What is a Limit Order?
The following text comes from our post “What is the Difference in Order Types” Check it out for the definitions of other order types!
A limit order is used for buy or sell orders. Limit orders allow for investor to set a maximum purchase price or minimum sell price for their shares.
Buy Limit Order
A buy limit order is used to set the maximum price you are willing to pay for the shares.
Using the same example above, you may submit a limit order for $82.00. This would mean that the maximum price you are willing to pay is $82.00 per share. If the security never drops down from $82.41 to $82.00, you will not purchase any shares.
This type of order gives investors a little more safety from potential market volatility, as it sets a maximum price you are willing to pay.
For a buy limit order, the limit price set should be at or lower than the current market price.
Sell Limit Order
A sell limit order is used to set the minimum price you are willing to sell the shares for. With this order you already own the shares.
In the example above, you may set a sell limit order of $84.00 per share. This means that your shares will not be sold for any price under $84.00. If the security never rises to $84.00, you will never sell your shares.
For a sell limit order, the limit price should be at or above the current market price.

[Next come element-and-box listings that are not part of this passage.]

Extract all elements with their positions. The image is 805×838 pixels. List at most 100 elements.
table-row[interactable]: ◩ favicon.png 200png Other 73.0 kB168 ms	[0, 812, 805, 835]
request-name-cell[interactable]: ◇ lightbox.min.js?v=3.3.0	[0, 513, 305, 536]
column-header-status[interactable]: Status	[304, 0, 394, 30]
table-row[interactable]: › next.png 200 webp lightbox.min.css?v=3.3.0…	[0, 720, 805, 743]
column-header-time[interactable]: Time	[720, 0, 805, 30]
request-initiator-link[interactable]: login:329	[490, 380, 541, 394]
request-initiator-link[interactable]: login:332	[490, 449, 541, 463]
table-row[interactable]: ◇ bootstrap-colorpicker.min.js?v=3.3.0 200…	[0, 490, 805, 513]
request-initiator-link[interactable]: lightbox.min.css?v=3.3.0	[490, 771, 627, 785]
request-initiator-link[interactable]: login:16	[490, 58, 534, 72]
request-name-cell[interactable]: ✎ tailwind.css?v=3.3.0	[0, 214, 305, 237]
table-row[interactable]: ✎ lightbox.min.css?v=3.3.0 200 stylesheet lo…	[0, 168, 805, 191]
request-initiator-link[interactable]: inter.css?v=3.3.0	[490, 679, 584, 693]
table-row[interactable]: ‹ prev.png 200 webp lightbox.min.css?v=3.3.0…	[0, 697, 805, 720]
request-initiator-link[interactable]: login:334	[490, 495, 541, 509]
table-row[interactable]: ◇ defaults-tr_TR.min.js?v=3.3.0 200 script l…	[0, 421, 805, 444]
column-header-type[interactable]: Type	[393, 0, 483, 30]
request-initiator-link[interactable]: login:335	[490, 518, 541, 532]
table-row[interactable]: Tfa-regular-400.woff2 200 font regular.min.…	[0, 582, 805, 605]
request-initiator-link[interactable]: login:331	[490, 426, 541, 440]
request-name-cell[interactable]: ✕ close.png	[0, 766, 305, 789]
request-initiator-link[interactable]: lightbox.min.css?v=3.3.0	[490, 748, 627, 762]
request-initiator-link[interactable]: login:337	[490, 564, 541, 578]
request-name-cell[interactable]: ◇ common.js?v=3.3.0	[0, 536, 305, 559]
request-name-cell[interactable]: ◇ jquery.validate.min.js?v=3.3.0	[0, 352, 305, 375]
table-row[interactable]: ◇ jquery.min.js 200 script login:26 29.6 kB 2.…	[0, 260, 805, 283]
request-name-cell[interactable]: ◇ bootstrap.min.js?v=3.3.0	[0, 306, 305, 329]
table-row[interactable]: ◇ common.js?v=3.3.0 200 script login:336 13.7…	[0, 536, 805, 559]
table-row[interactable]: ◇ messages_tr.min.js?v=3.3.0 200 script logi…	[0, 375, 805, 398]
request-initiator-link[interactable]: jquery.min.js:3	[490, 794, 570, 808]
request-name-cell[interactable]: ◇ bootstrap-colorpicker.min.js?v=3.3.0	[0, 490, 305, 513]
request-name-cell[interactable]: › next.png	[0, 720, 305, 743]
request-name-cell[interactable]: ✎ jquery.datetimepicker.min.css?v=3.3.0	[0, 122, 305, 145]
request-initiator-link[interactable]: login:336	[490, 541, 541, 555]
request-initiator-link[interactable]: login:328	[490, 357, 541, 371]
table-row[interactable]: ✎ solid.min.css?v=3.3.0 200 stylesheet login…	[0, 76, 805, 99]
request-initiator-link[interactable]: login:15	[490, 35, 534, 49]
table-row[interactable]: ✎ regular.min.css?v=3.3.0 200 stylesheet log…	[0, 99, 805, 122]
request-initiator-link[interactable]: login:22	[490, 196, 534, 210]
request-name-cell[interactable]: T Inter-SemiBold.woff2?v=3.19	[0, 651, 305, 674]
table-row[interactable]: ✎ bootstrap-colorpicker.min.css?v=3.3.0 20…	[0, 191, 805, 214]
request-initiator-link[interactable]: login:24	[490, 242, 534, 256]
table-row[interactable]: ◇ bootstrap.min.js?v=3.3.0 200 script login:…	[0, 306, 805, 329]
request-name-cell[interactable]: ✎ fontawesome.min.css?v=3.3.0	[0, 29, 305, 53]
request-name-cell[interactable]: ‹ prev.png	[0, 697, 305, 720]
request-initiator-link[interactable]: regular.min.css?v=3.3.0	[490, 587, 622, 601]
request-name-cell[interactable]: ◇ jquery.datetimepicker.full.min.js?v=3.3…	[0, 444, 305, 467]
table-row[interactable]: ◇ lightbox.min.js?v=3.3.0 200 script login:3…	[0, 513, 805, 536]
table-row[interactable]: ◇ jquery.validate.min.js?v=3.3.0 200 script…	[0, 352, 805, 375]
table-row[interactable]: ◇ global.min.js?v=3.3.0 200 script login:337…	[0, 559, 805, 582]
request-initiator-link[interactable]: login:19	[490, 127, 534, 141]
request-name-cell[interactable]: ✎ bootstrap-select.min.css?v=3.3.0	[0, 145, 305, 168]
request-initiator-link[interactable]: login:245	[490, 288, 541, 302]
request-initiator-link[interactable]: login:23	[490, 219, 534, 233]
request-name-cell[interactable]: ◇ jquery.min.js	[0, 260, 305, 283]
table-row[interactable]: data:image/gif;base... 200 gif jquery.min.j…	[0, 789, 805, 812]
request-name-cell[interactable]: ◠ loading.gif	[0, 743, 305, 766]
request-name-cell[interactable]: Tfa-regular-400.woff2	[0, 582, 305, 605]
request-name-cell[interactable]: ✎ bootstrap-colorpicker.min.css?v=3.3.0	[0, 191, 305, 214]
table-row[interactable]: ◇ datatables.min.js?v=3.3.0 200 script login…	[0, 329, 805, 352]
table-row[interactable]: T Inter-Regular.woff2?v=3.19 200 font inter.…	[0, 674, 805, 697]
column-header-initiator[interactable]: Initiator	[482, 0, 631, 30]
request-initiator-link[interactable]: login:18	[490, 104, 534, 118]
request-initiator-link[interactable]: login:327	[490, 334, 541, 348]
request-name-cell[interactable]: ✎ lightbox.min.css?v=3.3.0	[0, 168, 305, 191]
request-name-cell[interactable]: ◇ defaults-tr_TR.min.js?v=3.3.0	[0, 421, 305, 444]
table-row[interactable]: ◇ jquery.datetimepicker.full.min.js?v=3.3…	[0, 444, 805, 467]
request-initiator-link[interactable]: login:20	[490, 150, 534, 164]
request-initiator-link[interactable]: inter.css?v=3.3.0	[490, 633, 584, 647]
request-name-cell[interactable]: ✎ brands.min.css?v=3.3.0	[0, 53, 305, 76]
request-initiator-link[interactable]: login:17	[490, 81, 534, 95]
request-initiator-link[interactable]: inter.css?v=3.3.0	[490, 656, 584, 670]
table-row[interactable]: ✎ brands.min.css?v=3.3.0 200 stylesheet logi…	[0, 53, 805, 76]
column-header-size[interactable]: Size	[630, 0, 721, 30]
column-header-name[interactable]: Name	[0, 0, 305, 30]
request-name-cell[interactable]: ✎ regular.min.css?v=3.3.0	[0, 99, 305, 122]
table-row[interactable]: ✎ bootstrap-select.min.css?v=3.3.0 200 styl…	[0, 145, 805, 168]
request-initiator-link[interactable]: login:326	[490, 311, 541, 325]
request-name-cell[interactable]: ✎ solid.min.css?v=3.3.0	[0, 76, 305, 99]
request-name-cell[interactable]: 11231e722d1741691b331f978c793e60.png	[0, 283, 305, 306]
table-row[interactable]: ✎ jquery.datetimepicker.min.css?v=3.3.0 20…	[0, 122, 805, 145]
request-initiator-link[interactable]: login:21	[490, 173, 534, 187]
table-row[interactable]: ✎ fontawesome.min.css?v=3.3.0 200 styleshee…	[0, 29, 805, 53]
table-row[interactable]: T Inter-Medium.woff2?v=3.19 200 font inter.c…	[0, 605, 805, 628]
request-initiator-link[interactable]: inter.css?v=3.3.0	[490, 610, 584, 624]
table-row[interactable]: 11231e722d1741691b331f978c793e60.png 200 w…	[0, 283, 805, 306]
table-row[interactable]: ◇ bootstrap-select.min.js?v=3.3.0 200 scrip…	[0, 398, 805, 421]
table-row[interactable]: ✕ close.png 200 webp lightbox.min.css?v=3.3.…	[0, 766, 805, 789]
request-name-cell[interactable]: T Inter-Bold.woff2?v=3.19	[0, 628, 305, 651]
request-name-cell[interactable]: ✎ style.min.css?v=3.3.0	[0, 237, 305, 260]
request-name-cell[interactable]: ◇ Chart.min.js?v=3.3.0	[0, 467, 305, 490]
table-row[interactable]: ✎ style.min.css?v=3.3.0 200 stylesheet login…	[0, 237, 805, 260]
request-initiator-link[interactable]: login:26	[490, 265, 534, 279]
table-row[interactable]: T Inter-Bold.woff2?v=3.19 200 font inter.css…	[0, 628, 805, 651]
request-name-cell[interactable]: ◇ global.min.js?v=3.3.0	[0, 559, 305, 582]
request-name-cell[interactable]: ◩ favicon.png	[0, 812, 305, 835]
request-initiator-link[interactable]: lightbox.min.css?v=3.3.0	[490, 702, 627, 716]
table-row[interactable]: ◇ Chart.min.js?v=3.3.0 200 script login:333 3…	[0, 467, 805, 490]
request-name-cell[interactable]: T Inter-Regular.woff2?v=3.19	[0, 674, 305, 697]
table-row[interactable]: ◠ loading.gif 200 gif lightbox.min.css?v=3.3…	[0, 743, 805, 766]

However limit order type also has some risks for investors:
- The shares available at your limit price may not be sufficient to satisfy your whole order. If you set a buy limit order for 2000 shares at $82.00 and the security briefly drops down to $82.00, there may not be 2000 shares available at that price. If only 1000 shares are available at $82.00 before the price rises higher, you will only purchase 1000 unless more shares become available.